As a university named for Our Lady, the Feast of Our Lady Help of Christians on Monday 24 May is an important one for the University of Notre Dame Australia. To celebrate, there will be a special Rosary prayed on both our Fremantle and Sydney Campuses on Monday at 10am AWST / 12pm AEST. Here, Notre Dame’s St. John Paul II Chair of Theology, Professor Tracey Rowland, tells us a little about the Feast and its significance...
May 24 is the Feast of Our Lady Help of Christians. This is an important Feast in our country because Our Lady, under the title “Help of Christians”, is a spiritual Patron of Australia, along with St. Mary of the Cross MacKillop.
The title “Help of Christians” is of very ancient lineage, with Saint John Chrysostom, who died in 407, having used the title in a homily. According to Fr Johann G Roten, the invocation of Mary under the title of Help of Christians is part of the oldest prayer addressed directly to Mary, the Sub tuum praesidium, found on a papyrus dating from the third century. The prayer was initially associated with the Coptic Orthodox Christmas liturgy.
Under this title, the Virgin Mary is also honoured by many Chinese Catholics, particularly at the Shrine of Our Lady Help of Christians of Sheshan, in the Diocese of Shanghai.
The Melbourne-based Classicist, Michael Daniel, summarised the recent history of devotion to the Virgin Mary under this title in the following paragraph:
In 1844, Mary, under the title of Our Lady Help of Christians was chosen as the patroness of Australia at the First Provincial Synod of Sydney. Our Lady has been invoked under the title Auxilium Christianorum or Help of Christians since at least the sixteenth century. After the battle of Lepanto on October 7, 1671, at which a Turkish fleet was feated by a Christian fleet, Pope Pius V, who had previously called upon Catholics to invoke Mary’s assistance so that the Turkish threat may be averted, inserted the title “Help of Christians” into the Litany of Our Lady as he believed that the threat of invasion had been averted through Mary’s intercession. Our Lady was again to be invoked under the title Help of Christians early in the nineteenth century. Pius VII was elected to the Papacy in 1800, soon after Napoleon had seized power in France. Although Pius VII and Napoleon had signed a concordat in 1801, Pius later refused to accede to many of Napoleon’s demands to whittle away the Church’s prerogatives. In a fruitless attempt to coerce Pius VII Napoleon kept him under close arrest in Savona in Italy and other locations from 1809-1814, forbidding cardinals and other Church officials to meet him. A prayer campaign was organised amongst Catholics throughout the world to obtain the Pope’s freedom, particularly the freedom for him to exercise the Petrine office. Pius VII attributed his eventual freedom in 1814 to Our Lady Help of Christians and decreed that the feast be celebrated on the anniversary of the day upon which he re-entered Rome, 24 May.

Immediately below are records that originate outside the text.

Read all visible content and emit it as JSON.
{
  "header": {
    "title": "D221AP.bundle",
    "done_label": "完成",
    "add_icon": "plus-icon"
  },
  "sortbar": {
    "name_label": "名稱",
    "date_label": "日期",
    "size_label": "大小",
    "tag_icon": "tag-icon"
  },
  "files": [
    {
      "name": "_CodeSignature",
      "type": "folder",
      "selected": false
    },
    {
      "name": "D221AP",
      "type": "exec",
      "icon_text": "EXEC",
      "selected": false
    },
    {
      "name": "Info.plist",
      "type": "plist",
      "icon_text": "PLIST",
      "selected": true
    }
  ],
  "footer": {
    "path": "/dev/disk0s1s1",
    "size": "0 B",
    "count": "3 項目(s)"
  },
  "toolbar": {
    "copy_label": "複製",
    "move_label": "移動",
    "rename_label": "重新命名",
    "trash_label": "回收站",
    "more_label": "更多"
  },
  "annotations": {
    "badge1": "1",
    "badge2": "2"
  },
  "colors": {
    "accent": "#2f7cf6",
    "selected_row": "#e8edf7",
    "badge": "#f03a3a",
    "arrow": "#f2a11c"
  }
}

Most images of Our Lady Help of Christians depict the virgin standing on a globe of the world, holding the child Jesus in one arm and a sceptre in another. Her head is always crowned and the child Jesus in her arms in often crowned as well. In some images the map of Australia is featured on the globe to signify the Virgin’s special relationship to Australia under this title.

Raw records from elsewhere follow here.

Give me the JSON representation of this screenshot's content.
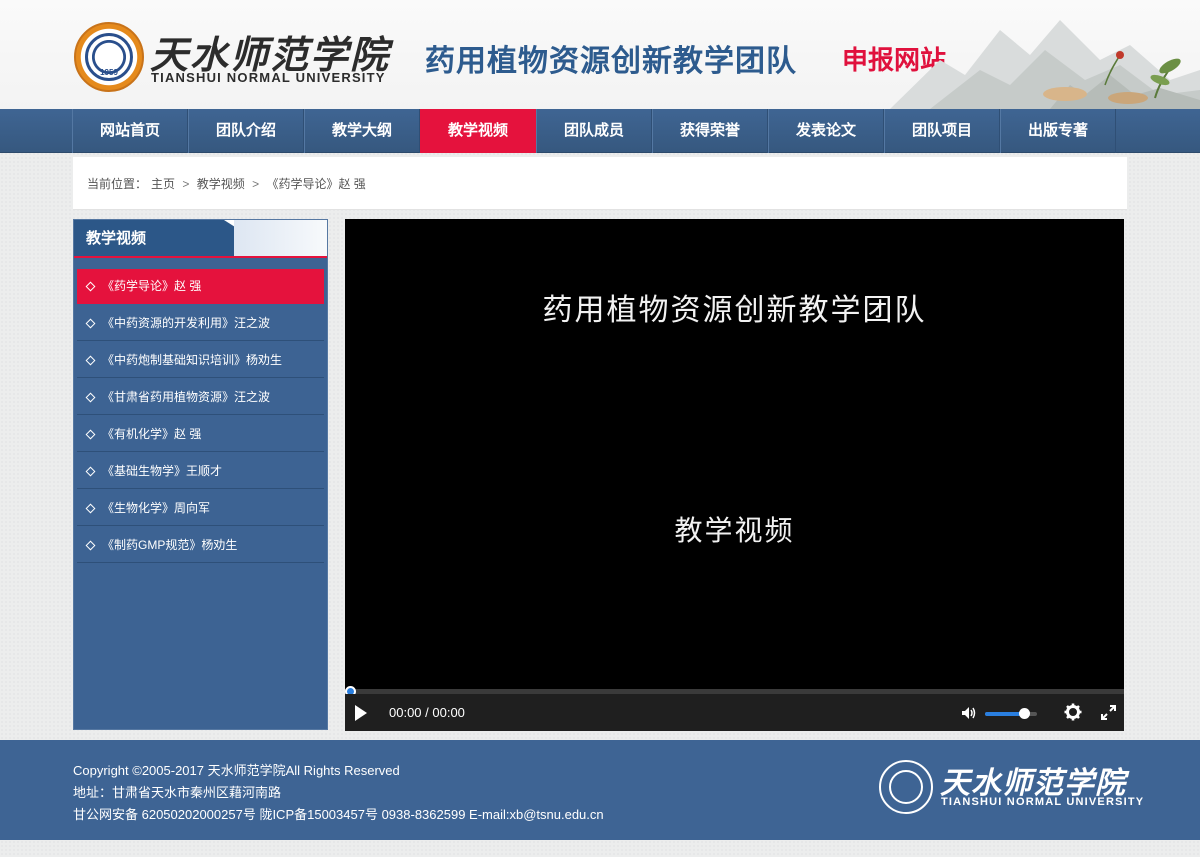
{
  "header": {
    "logo_cn": "天水师范学院",
    "logo_en": "TIANSHUI NORMAL UNIVERSITY",
    "logo_year": "1959",
    "site_title": "药用植物资源创新教学团队",
    "site_sub": "申报网站"
  },
  "nav": {
    "items": [
      "网站首页",
      "团队介绍",
      "教学大纲",
      "教学视频",
      "团队成员",
      "获得荣誉",
      "发表论文",
      "团队项目",
      "出版专著"
    ],
    "active_index": 3
  },
  "breadcrumb": {
    "prefix": "当前位置：",
    "home": "主页",
    "sep": ">",
    "section": "教学视频",
    "current": "《药学导论》赵 强"
  },
  "sidebar": {
    "title": "教学视频",
    "items": [
      "《药学导论》赵 强",
      "《中药资源的开发利用》汪之波",
      "《中药炮制基础知识培训》杨劝生",
      "《甘肃省药用植物资源》汪之波",
      "《有机化学》赵 强",
      "《基础生物学》王顺才",
      "《生物化学》周向军",
      "《制药GMP规范》杨劝生"
    ],
    "active_index": 0
  },
  "video": {
    "frame_title": "药用植物资源创新教学团队",
    "frame_sub": "教学视频",
    "time": "00:00 / 00:00",
    "progress": 0,
    "volume": 0.75
  },
  "footer": {
    "copyright": "Copyright ©2005-2017   天水师范学院All Rights Reserved",
    "address": "地址：甘肃省天水市秦州区藉河南路",
    "record": "甘公网安备 62050202000257号 陇ICP备15003457号    0938-8362599    E-mail:xb@tsnu.edu.cn",
    "logo_cn": "天水师范学院",
    "logo_en": "TIANSHUI NORMAL UNIVERSITY"
  },
  "colors": {
    "nav_bg": "#3e6494",
    "accent_red": "#e5123d",
    "title_blue": "#2d5b8e",
    "video_accent": "#2a7fe0"
  },
  "icons": [
    "play-icon",
    "volume-icon",
    "gear-icon",
    "fullscreen-icon",
    "diamond-bullet-icon"
  ]
}
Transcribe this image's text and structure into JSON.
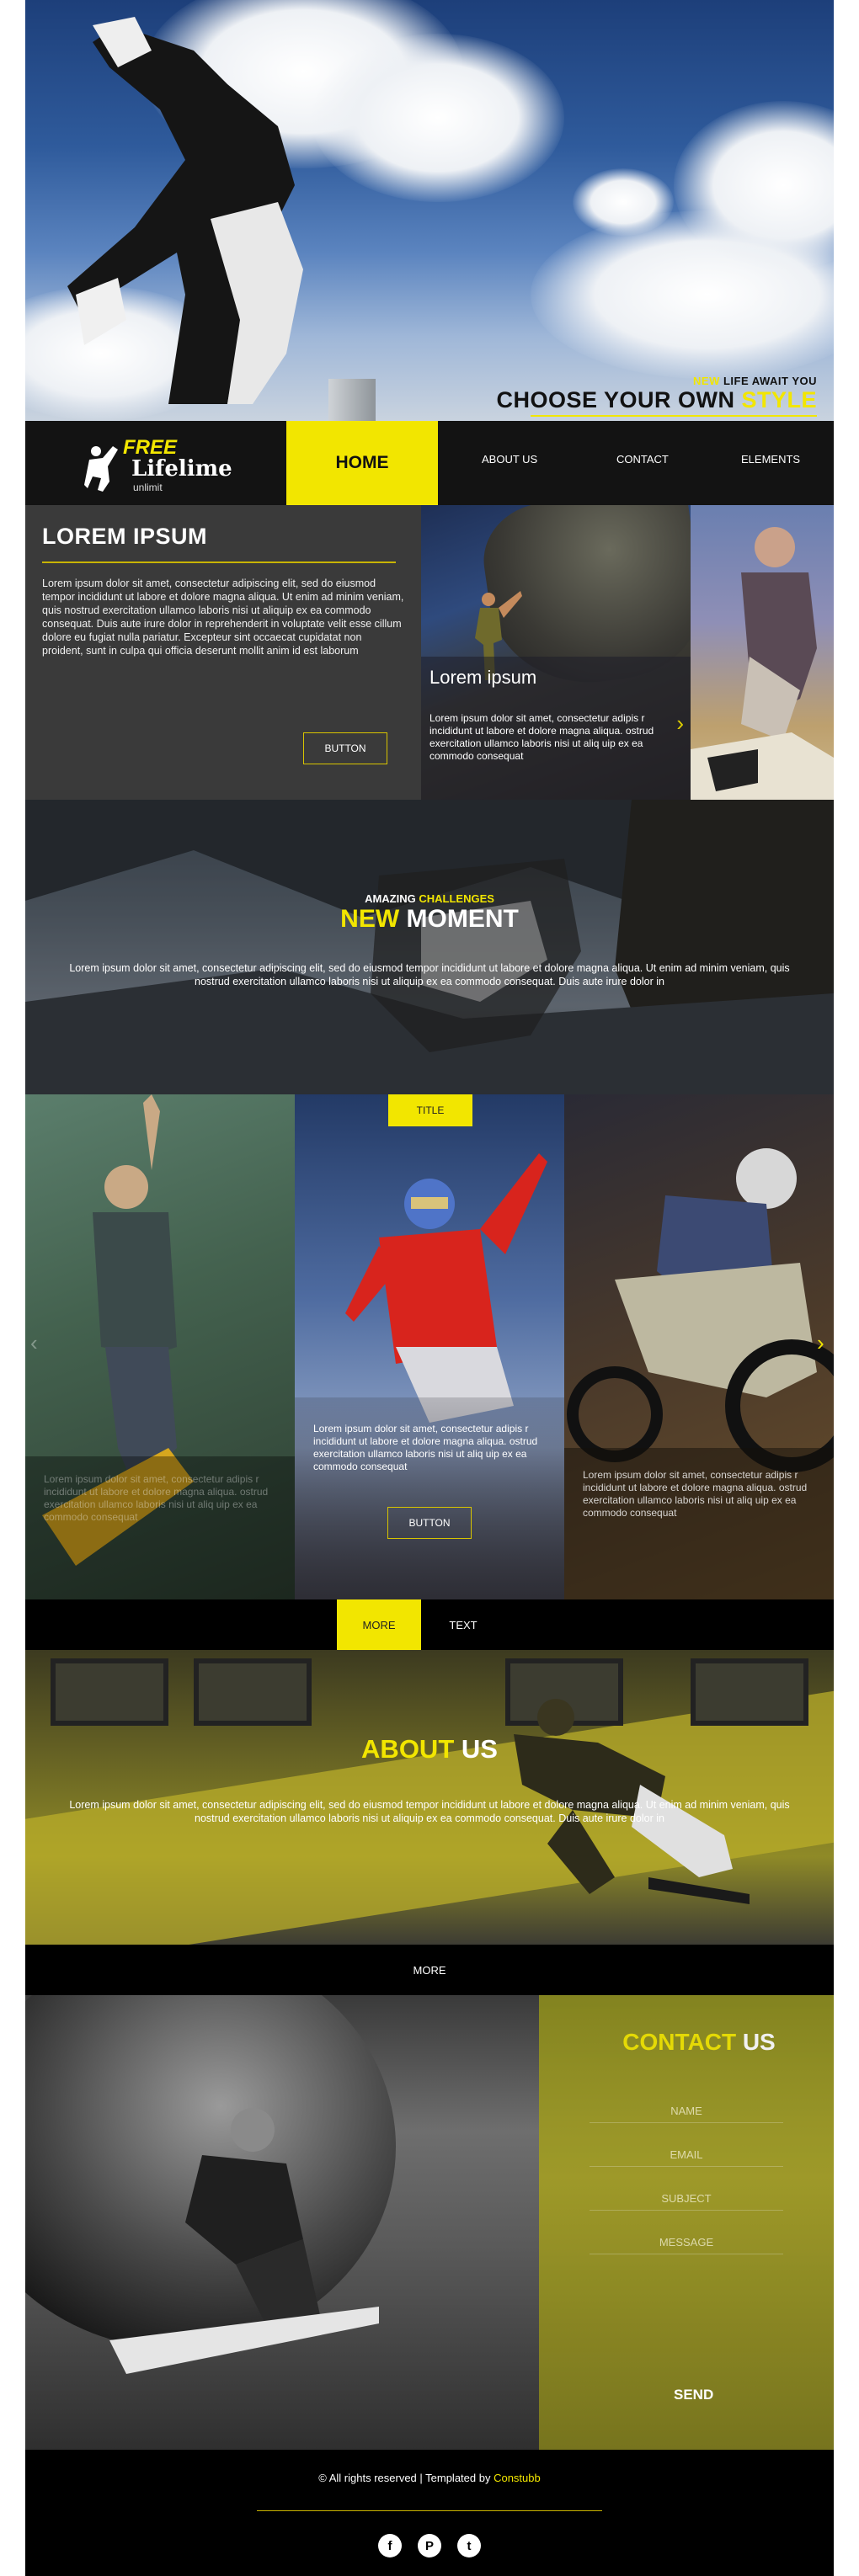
{
  "hero": {
    "tag_new": "NEW",
    "tag_small": " LIFE AWAIT YOU",
    "tag_big_prefix": "CHOOSE YOUR OWN ",
    "tag_big_accent": "STYLE"
  },
  "logo": {
    "free": "FREE",
    "lifelime": "Lifelime",
    "unlimit": "unlimit"
  },
  "nav": {
    "home": "HOME",
    "about": "ABOUT US",
    "contact": "CONTACT",
    "elements": "ELEMENTS"
  },
  "intro": {
    "title": "LOREM IPSUM",
    "body": "Lorem ipsum dolor sit amet, consectetur adipiscing elit, sed do eiusmod tempor incididunt ut labore et dolore magna aliqua. Ut enim ad minim veniam, quis nostrud exercitation ullamco laboris nisi ut aliquip ex ea commodo consequat. Duis aute irure dolor in reprehenderit in voluptate velit esse cillum dolore eu fugiat nulla pariatur. Excepteur sint occaecat cupidatat non proident, sunt in culpa qui officia deserunt mollit anim id est laborum",
    "button": "BUTTON"
  },
  "climb": {
    "title": "Lorem ipsum",
    "body": "Lorem ipsum dolor sit amet, consectetur adipis r incididunt ut labore et dolore magna aliqua. ostrud exercitation ullamco laboris nisi ut aliq uip ex ea commodo consequat",
    "arrow": "›"
  },
  "moment": {
    "small_prefix": "AMAZING ",
    "small_accent": "CHALLENGES",
    "big_accent": "NEW",
    "big_rest": " MOMENT",
    "body": "Lorem ipsum dolor sit amet, consectetur adipiscing elit, sed do eiusmod tempor incididunt ut labore et dolore magna aliqua. Ut enim ad minim veniam, quis nostrud exercitation ullamco laboris nisi ut aliquip ex ea commodo consequat. Duis aute irure dolor in"
  },
  "slider": {
    "title_tab": "TITLE",
    "card1_text": "Lorem ipsum dolor sit amet, consectetur adipis r incididunt ut labore et dolore magna aliqua. ostrud exercitation ullamco laboris nisi ut aliq uip ex ea commodo consequat",
    "card2_text": "Lorem ipsum dolor sit amet, consectetur adipis r incididunt ut labore et dolore magna aliqua. ostrud exercitation ullamco laboris nisi ut aliq uip ex ea commodo consequat",
    "card2_button": "BUTTON",
    "card3_text": "Lorem ipsum dolor sit amet, consectetur adipis r incididunt ut labore et dolore magna aliqua. ostrud exercitation ullamco laboris nisi ut aliq uip ex ea commodo consequat",
    "prev": "‹",
    "next": "›"
  },
  "tabs": {
    "more": "MORE",
    "text": "TEXT"
  },
  "about": {
    "accent": "ABOUT",
    "rest": " US",
    "body": "Lorem ipsum dolor sit amet, consectetur adipiscing elit, sed do eiusmod tempor incididunt ut labore et dolore magna aliqua. Ut enim ad minim veniam, quis nostrud exercitation ullamco laboris nisi ut aliquip ex ea commodo consequat. Duis aute irure dolor in",
    "more": "MORE"
  },
  "contact": {
    "accent": "CONTACT",
    "rest": " US",
    "name": "NAME",
    "email": "EMAIL",
    "subject": "SUBJECT",
    "message": "MESSAGE",
    "send": "SEND"
  },
  "footer": {
    "copyright_symbol": "©",
    "rights": " All rights reserved  |  Templated by ",
    "author": "Constubb",
    "social": [
      "f",
      "P",
      "t"
    ]
  },
  "colors": {
    "accent": "#f2e600",
    "dark": "#111111"
  }
}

The Sydney-born poet, James McAuley, wrote the hymn “Help of Christians Guard this Land”. It was published in the 1961 Living Parish hymn book and was set to music by Richard Connolly. Australian Catholics who went to school in the 1960s and 70s will be familiar with it. It continues to be used at St. Mary’s Cathedral Sydney for very solemn Masses and is often used in parishes across Australia for Masses said on Australia Day.